The parents of very PT children are at an increased risk of PD at 9 months postpartum, and mothers of children born at early term also see an elevated risk compared with mothers of full-term babies.
评估早产(PT;妊娠<37周)婴儿的父母在产后9个月时出现心理困扰(PD)的风险是否更高,并探讨早产程度的影响。
数据来自英国千禧队列研究,这是一项对2000 - 2002年出生婴儿具有全国代表性的前瞻性队列研究。

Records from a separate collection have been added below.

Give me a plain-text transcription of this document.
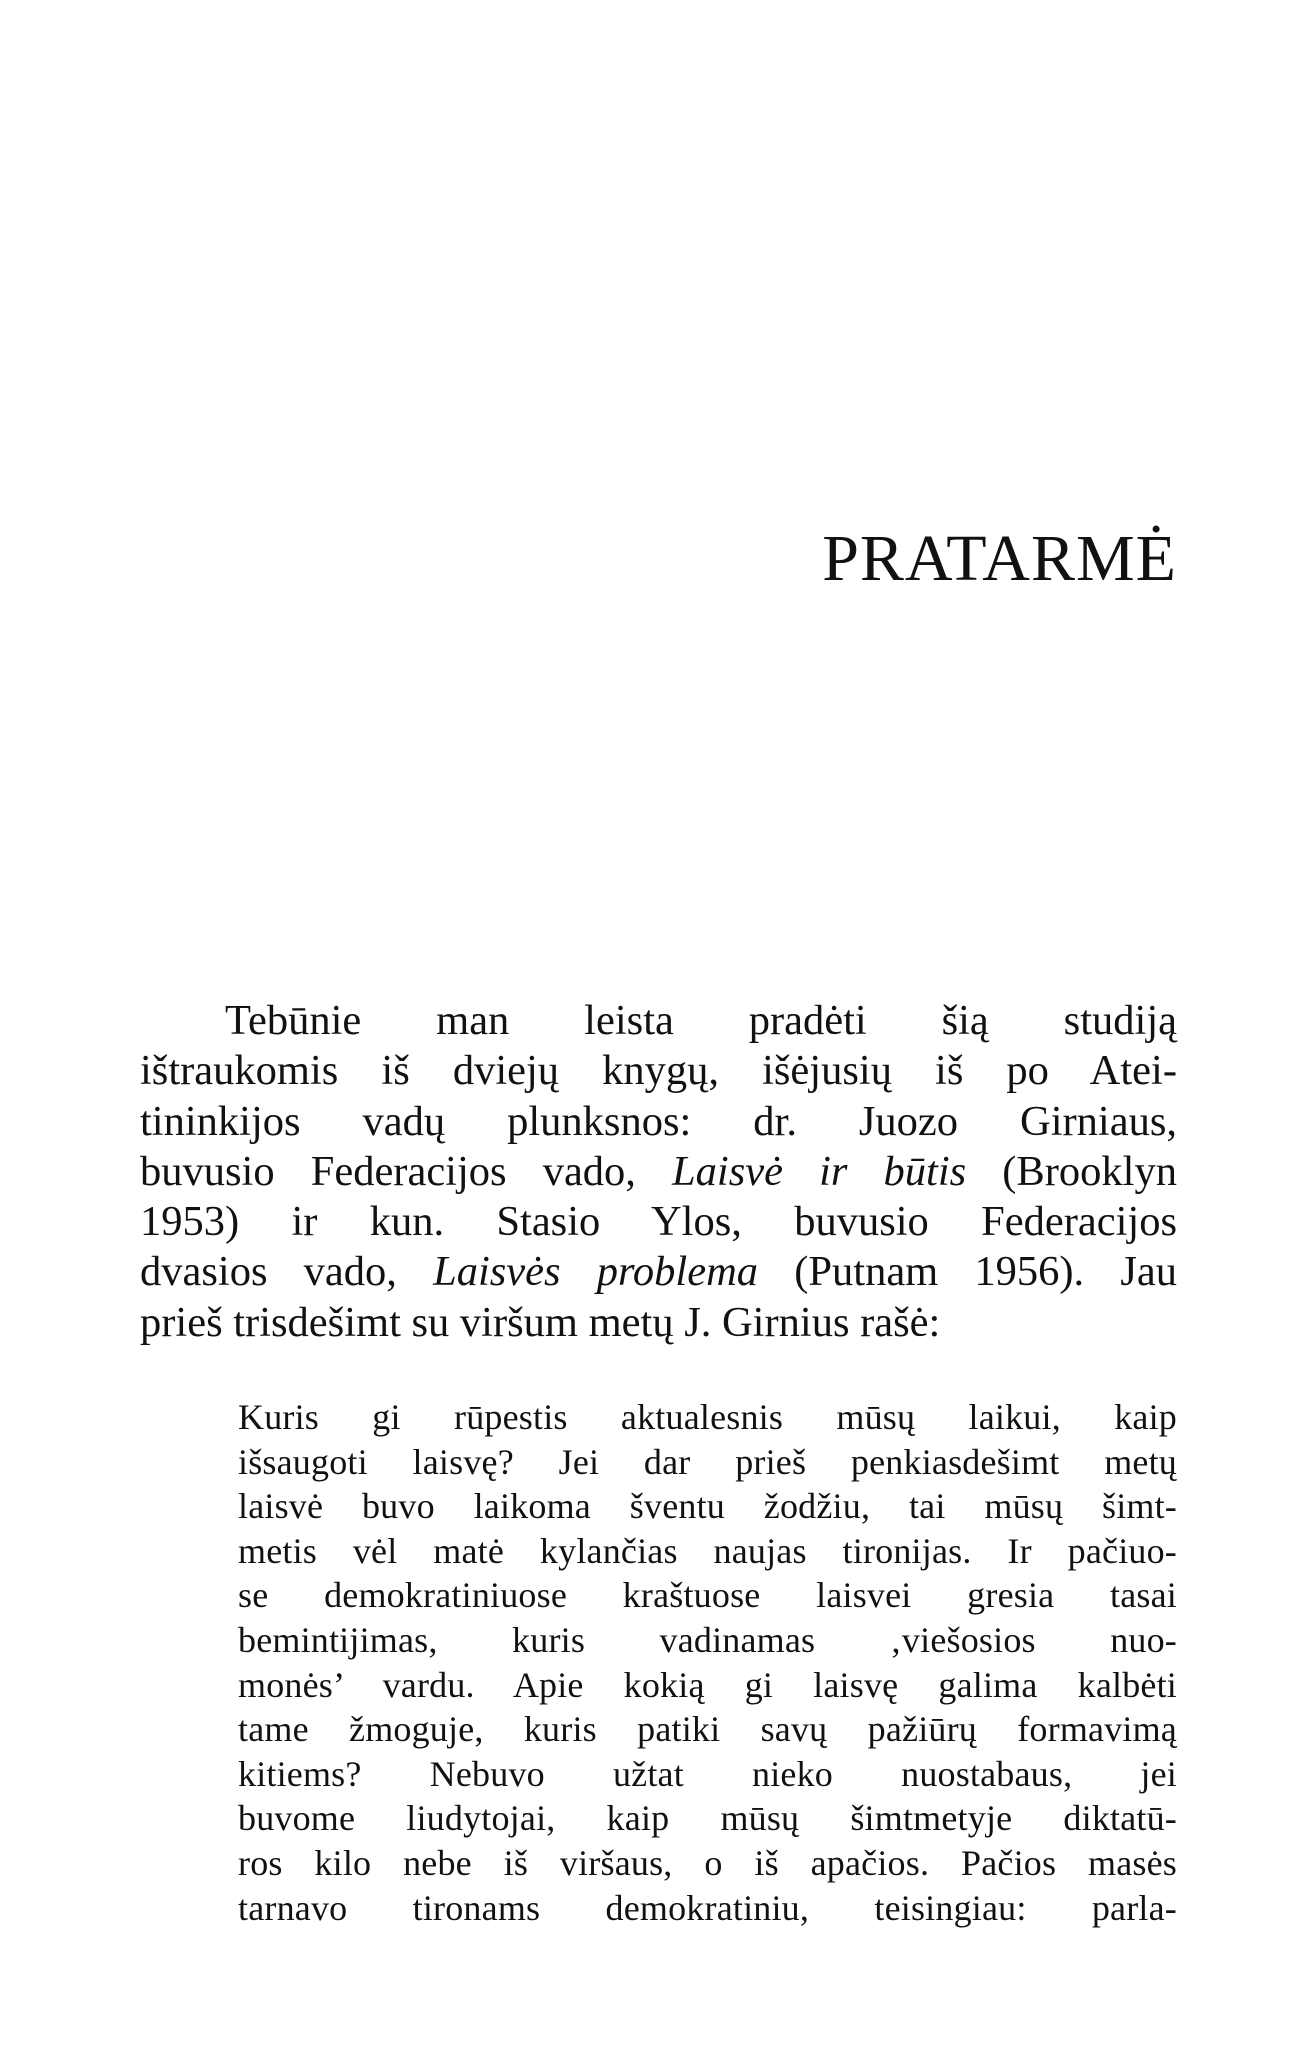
PRATARMĖ
Tebūnie man leista pradėti šią studiją
ištraukomis iš dviejų knygų, išėjusių iš po Atei-
tininkijos vadų plunksnos: dr. Juozo Girniaus,
buvusio Federacijos vado, Laisvė ir būtis (Brooklyn
1953) ir kun. Stasio Ylos, buvusio Federacijos
dvasios vado, Laisvės problema (Putnam 1956). Jau
prieš trisdešimt su viršum metų J. Girnius rašė:
Kuris gi rūpestis aktualesnis mūsų laikui, kaip
išsaugoti laisvę? Jei dar prieš penkiasdešimt metų
laisvė buvo laikoma šventu žodžiu, tai mūsų šimt-
metis vėl matė kylančias naujas tironijas. Ir pačiuo-
se demokratiniuose kraštuose laisvei gresia tasai
bemintijimas, kuris vadinamas ‚viešosios nuo-
monės’ vardu. Apie kokią gi laisvę galima kalbėti
tame žmoguje, kuris patiki savų pažiūrų formavimą
kitiems? Nebuvo užtat nieko nuostabaus, jei
buvome liudytojai, kaip mūsų šimtmetyje diktatū-
ros kilo nebe iš viršaus, o iš apačios. Pačios masės
tarnavo tironams demokratiniu, teisingiau: parla-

纳入了12100个家庭,这些家庭在招募时(产后9个月)父母双方都有完整数据。
母亲报告的出生孕周(以周为单位)分为:极早产(<32周)、中度早产(32 - 33周)、晚期早产(34 - 36周)、早期足月(37 - 38周)、足月(39 - 41周)、过期产(42周)。使用改良的拉特不适量表评估心理困扰,这是一种经过验证的工具,已用于男性和女性以评估焦虑和困扰程度。
总体而言,7%的家庭报告有早产分娩;12.1%的母亲和8.9%的父亲在产后9个月出现心理困扰迹象。与足月婴儿的母亲相比,极早产婴儿的母亲出现心理困扰的风险增加(未调整的比值比为2.10(1.30至3.39);调整后的比值比为1.66(1.02至2.69))。中度或晚期早产婴儿的母亲出现心理困扰的风险没有明显增加。然而,早期足月婴儿的母亲也显示出略高的心理困扰风险(调整后的比值比为1.16(0.99至1.36))。未调整分析表明,与足月婴儿的父亲相比,极早产和中度早产婴儿的父亲出现心理困扰的风险翻倍,在中度早产组调整后仍具有统计学意义(调整后的比值比为1.98(1.20至3.29))。
极早产儿童的父母在产后9个月出现心理困扰的风险增加,与足月婴儿的母亲相比,早期足月出生儿童的母亲出现心理困扰的风险也有所升高。